There is no longer any doubt at all in the connection between cigarettes and cancer. With 100% certainty this should result in direct and forceful action.

It boggles the mind that problems in the food industry become big news when people are dying every day from cancer and other health issues directly caused by cigarettes. Is is not simply self evident and logical to stop this situation immediately?

The sale of cigarettes need to be stopped right away. Does that not make direct sense?

Increasing the taxes on cigarettes is unlikely to work since by the time any new law passes the tax revenue will just end up going into the general budget instead of funding the health care costs of cigarettes. The taxes then in a strange way just become a political incentive to continue to keep the cigarette business running as a source of revenue.

If for some bizarre immoral reason, Canada continues to allow the sale of cigarettes, then we need a more direct mechanism to assign the huge health care burden of cigarettes to the companies responsible.
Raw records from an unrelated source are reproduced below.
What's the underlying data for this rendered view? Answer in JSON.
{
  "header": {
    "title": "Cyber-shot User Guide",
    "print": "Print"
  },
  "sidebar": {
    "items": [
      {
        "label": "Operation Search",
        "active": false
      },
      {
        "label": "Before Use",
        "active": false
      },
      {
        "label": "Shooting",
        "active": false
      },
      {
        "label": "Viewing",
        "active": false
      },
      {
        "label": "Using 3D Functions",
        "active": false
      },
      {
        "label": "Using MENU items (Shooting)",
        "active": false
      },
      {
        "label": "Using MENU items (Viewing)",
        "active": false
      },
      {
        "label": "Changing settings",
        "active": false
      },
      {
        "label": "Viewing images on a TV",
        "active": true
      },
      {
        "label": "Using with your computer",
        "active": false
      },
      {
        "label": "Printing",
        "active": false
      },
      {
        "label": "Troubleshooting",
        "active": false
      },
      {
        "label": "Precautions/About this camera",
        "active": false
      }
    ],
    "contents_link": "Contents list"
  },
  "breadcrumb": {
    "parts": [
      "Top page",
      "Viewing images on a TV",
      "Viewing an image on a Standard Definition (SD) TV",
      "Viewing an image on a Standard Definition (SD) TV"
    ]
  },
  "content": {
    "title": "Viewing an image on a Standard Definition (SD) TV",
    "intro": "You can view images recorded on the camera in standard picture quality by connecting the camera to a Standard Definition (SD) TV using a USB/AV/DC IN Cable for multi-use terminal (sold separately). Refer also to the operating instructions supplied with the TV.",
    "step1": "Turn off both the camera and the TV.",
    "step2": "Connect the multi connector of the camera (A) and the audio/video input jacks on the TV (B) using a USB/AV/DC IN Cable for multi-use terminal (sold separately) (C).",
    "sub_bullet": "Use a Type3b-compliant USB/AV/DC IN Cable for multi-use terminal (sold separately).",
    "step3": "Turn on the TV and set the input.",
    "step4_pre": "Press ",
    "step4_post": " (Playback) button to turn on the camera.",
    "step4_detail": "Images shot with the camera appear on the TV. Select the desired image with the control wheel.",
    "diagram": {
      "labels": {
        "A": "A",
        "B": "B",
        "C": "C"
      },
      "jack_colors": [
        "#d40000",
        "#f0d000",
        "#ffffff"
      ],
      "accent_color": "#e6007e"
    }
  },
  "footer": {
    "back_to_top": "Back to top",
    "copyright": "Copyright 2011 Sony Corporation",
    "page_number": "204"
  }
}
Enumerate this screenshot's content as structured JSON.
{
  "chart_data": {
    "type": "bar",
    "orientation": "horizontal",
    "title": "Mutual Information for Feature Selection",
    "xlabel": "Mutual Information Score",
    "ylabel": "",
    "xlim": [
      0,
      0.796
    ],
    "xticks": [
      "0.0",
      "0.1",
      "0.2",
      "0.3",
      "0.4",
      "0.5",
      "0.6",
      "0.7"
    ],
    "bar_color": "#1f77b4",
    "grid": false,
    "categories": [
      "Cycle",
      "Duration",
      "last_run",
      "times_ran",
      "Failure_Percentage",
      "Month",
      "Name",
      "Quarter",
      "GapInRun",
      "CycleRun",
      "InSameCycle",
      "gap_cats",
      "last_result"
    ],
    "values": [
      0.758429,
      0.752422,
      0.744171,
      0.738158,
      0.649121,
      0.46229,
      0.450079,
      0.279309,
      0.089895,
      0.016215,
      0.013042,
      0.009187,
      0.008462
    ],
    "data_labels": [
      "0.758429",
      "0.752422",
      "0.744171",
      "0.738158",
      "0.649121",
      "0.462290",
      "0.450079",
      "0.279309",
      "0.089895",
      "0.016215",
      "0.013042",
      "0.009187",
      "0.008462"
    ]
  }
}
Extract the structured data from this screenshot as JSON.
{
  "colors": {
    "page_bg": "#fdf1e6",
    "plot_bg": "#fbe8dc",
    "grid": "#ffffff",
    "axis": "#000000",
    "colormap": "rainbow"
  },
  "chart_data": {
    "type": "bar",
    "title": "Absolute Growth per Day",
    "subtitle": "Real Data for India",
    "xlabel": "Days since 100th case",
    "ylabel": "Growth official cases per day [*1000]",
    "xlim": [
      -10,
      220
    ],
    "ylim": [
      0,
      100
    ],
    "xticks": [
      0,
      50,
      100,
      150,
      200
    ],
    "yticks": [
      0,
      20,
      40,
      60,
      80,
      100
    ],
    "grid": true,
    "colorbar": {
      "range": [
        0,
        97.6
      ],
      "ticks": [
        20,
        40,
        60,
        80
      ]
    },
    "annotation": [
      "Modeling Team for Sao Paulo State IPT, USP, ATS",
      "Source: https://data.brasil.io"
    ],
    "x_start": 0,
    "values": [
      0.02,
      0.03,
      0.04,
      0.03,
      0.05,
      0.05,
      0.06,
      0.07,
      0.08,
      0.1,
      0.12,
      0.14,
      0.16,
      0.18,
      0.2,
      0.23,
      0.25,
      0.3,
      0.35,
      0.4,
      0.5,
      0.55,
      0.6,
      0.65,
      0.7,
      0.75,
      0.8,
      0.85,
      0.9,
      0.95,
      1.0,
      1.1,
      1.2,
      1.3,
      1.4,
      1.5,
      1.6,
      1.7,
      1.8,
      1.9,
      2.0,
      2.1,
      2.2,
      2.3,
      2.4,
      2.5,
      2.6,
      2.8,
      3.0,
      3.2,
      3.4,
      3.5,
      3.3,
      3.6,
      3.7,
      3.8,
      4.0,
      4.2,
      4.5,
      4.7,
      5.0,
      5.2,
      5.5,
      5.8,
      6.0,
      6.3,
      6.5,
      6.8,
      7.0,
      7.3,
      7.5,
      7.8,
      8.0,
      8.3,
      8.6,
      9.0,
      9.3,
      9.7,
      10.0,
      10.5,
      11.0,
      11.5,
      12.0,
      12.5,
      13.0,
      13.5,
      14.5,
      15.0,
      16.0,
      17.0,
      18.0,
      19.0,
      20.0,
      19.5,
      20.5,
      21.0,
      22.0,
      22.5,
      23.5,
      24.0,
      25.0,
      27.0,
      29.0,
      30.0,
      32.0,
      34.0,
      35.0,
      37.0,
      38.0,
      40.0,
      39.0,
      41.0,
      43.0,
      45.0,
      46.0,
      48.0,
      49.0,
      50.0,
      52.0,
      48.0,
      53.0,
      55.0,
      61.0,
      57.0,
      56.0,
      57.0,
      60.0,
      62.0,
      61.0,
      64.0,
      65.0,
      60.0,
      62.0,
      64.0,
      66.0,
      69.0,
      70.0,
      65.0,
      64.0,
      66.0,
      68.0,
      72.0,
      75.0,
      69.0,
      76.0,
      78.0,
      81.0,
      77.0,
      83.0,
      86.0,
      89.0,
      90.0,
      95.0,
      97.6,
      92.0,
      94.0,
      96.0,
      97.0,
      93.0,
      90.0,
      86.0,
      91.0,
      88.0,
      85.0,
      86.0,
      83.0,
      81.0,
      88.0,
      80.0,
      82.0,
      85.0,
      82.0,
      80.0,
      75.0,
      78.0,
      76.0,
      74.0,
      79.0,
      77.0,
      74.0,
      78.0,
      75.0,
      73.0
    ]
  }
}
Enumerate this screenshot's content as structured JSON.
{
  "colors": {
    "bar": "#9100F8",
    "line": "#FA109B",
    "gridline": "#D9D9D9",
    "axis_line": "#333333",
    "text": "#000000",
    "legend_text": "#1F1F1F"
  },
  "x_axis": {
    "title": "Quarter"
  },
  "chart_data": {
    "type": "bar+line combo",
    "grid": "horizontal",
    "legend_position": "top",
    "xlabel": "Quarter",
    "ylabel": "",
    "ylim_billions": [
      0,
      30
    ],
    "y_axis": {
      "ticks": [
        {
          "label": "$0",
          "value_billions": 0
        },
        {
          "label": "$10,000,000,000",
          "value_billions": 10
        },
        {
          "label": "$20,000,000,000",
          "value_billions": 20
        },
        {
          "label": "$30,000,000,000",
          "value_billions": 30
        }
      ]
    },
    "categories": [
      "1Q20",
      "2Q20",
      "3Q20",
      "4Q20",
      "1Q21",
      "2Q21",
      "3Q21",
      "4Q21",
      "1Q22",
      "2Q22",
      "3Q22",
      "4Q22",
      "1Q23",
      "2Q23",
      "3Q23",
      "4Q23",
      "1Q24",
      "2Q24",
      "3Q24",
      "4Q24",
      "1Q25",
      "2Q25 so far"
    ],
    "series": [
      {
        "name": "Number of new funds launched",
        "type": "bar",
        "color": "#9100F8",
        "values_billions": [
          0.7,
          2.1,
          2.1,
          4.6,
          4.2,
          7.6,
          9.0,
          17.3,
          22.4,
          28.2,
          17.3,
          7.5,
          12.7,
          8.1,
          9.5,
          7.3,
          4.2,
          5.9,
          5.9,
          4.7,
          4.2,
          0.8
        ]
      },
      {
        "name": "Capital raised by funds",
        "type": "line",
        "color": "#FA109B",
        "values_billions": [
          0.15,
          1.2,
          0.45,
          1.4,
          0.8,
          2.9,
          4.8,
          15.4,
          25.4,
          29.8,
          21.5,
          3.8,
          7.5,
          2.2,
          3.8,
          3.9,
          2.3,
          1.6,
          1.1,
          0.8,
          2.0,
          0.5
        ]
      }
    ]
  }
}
It would be nice to think that a method of directly billing the entire medical cost of each lung cancer patient to the cigarette company responsible would be possible. But perhaps the tobacco industry could be forced to set up a fund that would cover 100% of these costs.

Cigarette companies should also cover 100% of the costs of programs and products that would help people quit smoking. They are selling a product that kills people and is 100% addictive at the same time. They need to help people quit in a huge way perhaps even paying out a big cash incentive to successful quiters!

This bizarre situation of any company being allowed to sell an addictive product that kills people in a slow painful way might be a sad comment on the state of our society but right now we need to look at the problem with fresh eyes and not allow the huge cost to be pushed onto our already overburdened public health care system.

Should we be taxing the source of high health care costs more?
salee
Posted: 2009-03-11 06:48:07

Definitely. Private enterprises are making profits, but the taxpayers are paying the bills. Companies pollute, our health suffers ...guess who pays for healthcare?
Should we be taxing the source of high health care costs more?
arthur
Posted: 2009-03-10 16:01:33

No, Government takes enough taxes to waste on their pet projects.
Leave us alone to live our lives!!!!
Let us have PRIVATE HEALTH CARE & it can regulate what it covers....
Taxing unhealthy habits
Tracy Lister
Posted: 2009-03-09 09:36:26

Currently processed foods are less expensive to purchase than healthy foods, which is just unbelievable.  We should be taxing those activities that impact health negatively and providing tax breaks for those activities that have a positive effect on health.  Allowing gym memberships to be a tax deduction is a good idea but only if combined with an outcome such as proof of participation or reaching goals.  Taxing gasoline more to provide incentives to alternative transportation ony works in cities where there is effective public transit.  In more rural areas we have no choice but drive.  We can't even carpool due to working part time vs full time and different shifts.